4 – Que motivos te levaram a escolher o Artsy como repositório?
Encarei o Artsy como um objeto nativo da web: ele não existe fisicamente como galeria de arte ou espaço afim. Sua sede é um escritório em Nova York e não um espaço de exposição de arte como um museu, pinacoteca etc. Então, a pesquisadora consegue carregar sua apreciação pela arte e indagações iniciais (sobre colecionismo e memória, depois acerca do conceito de interface cultural, propriamente) para dentro de um artefato que já nasce na (e para a) web. Assim, através do Artsy, buscava as Interfaces Culturais em plataformas online de visualização, coleção e compartilhamento de arte.
5 – Mas afinal, de que formas as Interfaces Culturais foram autenticadas no Artsy?
A Interface foi trabalhada sempre como justamente o ponto ou local onde dois assuntos se encontram e afetam. A partir daí, foram exploradas as camadas/os estratos. Foram três constelações produzidas no trabalho: a da usabilidade, dos devires midiáticos e dos conflitos. Mostramos como em cada camada há diferentes tendências em devir, bem como camadas em coalescência, constituíndo a IC Artsy. Estancando desta forma, agrupando as interfaces que autenticamos, podemos formar a interface Artsy, essa que é constituída e atravessada por cada uma das camadas, A interface cultural só pode ser, portanto, encarada assim pois trabalhamos com o entre, o todo e a parte. O Artsy, em nossa proposta de construto, carregaria todos os devires que estivemos mapeando. Autenticamos nas análises o que estava em devir em cada uma das camadas, o que possibilitou ver o que afinal faz com que a interface possa ir além dessa oferta tangível (textual, imagética), desse invisível e dessas disputas. Buscar iluminar as suas práticas, e ainda fazer incursões dentro do site, procurando estabelecer relações dele com ele mesmo, foram alguns dos nossos passos.
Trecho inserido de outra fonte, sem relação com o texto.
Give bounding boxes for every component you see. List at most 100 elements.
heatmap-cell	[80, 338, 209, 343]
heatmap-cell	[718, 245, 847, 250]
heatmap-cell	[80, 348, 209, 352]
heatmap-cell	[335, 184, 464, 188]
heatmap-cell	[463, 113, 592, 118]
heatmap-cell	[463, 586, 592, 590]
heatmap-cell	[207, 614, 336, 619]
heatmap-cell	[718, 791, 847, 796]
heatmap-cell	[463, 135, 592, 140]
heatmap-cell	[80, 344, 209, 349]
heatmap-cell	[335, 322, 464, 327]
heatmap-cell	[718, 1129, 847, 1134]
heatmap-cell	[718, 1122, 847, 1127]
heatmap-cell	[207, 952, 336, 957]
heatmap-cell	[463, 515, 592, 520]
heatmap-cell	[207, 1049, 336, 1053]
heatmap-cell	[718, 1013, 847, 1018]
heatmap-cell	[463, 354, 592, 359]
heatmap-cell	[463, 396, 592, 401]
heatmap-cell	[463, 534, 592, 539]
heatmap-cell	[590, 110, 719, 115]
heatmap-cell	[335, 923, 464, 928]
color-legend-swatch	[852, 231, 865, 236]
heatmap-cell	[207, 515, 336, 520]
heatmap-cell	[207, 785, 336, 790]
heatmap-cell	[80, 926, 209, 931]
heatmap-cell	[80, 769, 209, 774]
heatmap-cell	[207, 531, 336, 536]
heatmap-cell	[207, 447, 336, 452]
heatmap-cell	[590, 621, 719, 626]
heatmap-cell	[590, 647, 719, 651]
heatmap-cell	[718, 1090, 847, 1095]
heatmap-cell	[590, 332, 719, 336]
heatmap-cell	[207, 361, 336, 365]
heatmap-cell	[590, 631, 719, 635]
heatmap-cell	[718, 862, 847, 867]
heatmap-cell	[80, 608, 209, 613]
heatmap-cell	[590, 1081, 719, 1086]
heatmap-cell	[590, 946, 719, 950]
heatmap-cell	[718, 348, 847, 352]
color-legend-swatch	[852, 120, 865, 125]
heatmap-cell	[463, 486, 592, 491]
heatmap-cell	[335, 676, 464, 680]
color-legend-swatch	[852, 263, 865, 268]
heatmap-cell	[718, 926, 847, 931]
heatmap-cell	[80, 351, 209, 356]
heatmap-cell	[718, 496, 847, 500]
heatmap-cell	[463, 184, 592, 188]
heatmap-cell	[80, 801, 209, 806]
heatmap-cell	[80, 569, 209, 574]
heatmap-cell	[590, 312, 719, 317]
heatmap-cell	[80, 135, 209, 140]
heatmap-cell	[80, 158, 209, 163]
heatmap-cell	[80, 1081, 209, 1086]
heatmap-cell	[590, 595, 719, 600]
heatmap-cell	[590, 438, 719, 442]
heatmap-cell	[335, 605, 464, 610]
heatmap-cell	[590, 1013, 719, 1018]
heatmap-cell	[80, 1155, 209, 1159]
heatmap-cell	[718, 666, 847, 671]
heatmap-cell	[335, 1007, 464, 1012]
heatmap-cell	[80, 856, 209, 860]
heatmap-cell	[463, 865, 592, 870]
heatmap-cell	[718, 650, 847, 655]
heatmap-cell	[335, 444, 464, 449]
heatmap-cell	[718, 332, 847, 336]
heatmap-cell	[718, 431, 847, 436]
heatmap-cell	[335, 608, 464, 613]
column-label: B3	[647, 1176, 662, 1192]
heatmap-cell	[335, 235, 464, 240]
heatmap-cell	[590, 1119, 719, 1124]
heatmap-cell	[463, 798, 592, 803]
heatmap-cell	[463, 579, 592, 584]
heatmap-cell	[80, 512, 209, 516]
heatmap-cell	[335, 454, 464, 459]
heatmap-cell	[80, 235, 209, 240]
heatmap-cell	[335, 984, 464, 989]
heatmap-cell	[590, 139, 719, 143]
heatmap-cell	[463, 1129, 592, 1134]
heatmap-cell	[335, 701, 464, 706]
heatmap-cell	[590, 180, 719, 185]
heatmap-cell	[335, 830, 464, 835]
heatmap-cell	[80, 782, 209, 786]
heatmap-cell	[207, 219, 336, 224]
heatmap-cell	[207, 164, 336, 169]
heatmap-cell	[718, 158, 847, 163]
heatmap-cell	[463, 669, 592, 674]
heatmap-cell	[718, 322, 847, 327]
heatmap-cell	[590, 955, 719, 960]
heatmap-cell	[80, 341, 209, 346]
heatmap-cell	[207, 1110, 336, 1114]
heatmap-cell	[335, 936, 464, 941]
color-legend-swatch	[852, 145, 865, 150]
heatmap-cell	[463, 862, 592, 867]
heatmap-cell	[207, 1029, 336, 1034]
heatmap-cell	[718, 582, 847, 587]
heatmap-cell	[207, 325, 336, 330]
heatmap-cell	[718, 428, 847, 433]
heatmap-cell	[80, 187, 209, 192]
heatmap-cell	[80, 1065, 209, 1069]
Entendemos, com isso, a Interface como um lugar constituído por um fluxo de devires. Os devires que estudamos impregnam esta interface como uma zona de conflito. Pensar que curtos-circuitos são estes, que choques, que embates, mas sem esquecer o próprio devir web também ali presente. Desse movimento, podemos sugerir que haveria culturas em devir nas interfaces.